When actors Michael Greyeyes and Chaske Spencer first read the script for Lyle Mitchell Corbine, Jr.’s “Wild Indian,” they immediately knew they were in.

“I was gobsmacked when I finally had a chance to read the script,” Greyeyes told culture and events editor Marc Malkin in the Variety Studio presented by AT&T TV at Sundance Film Festival. “It was intense, I had to finish it, skip dinner, just keep reading.”

Spencer agreed. “It just blew me away,” he said. “You don’t get too many scripts like this for Native American actors.”

“Wild Indian” follows two men who are bound together by a shared secret: covering up the savage murder of a schoolmate. After being separated for years, they must finally confront the past and how the secret has shaped their lives.
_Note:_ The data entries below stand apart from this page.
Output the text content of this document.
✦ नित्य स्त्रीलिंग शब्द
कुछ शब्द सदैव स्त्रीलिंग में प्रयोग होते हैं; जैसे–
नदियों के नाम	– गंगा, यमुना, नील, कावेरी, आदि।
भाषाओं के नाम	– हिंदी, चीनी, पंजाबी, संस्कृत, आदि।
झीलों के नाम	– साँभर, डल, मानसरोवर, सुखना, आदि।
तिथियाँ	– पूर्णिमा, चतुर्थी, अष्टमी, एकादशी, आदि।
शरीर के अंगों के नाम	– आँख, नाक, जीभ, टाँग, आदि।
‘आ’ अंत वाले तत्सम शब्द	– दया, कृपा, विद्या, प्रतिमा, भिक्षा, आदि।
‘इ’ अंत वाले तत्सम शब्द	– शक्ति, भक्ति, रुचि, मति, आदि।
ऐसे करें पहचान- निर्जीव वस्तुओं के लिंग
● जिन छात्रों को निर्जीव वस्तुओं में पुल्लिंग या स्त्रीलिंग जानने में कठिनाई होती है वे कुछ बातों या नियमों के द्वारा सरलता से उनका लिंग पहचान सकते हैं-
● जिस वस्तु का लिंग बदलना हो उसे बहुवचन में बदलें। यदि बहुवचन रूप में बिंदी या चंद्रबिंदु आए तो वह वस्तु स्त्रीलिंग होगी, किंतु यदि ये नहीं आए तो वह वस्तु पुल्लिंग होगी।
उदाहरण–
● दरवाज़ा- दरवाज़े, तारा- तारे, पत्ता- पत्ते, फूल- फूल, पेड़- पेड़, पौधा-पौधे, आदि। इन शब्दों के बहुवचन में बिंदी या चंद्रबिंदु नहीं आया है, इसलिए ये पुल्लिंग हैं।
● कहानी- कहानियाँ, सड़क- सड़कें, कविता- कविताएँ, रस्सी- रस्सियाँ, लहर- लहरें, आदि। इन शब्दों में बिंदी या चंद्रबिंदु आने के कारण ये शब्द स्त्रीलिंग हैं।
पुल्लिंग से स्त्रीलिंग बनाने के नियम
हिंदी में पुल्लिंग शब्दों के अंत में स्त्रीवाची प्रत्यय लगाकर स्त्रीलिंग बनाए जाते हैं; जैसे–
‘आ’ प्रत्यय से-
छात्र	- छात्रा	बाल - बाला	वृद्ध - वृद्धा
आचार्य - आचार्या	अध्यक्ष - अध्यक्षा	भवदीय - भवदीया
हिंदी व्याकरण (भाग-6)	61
“When I realized Lyle wasn’t shying away from [character] Makwa’s violence and internalized racism, it took me a moment to figure out how I’m going to negotiate my way through it,” Greyeyes said. “As indigenous people, we believe in telling stories in a good way. … I think it helped me handle some of its darkness.”

Corbine wrote numerous drafts of the script, resulting in his most personal film to date. He had never directly written about growing up on a reservation. As he penned the story, he envisioned his cousin and pulled in elements of himself to flesh out Makwa.

It was a refreshing moviegoing experience for his family.

“I think they were just proud to see something about themselves reflected in the film,” Corbine said.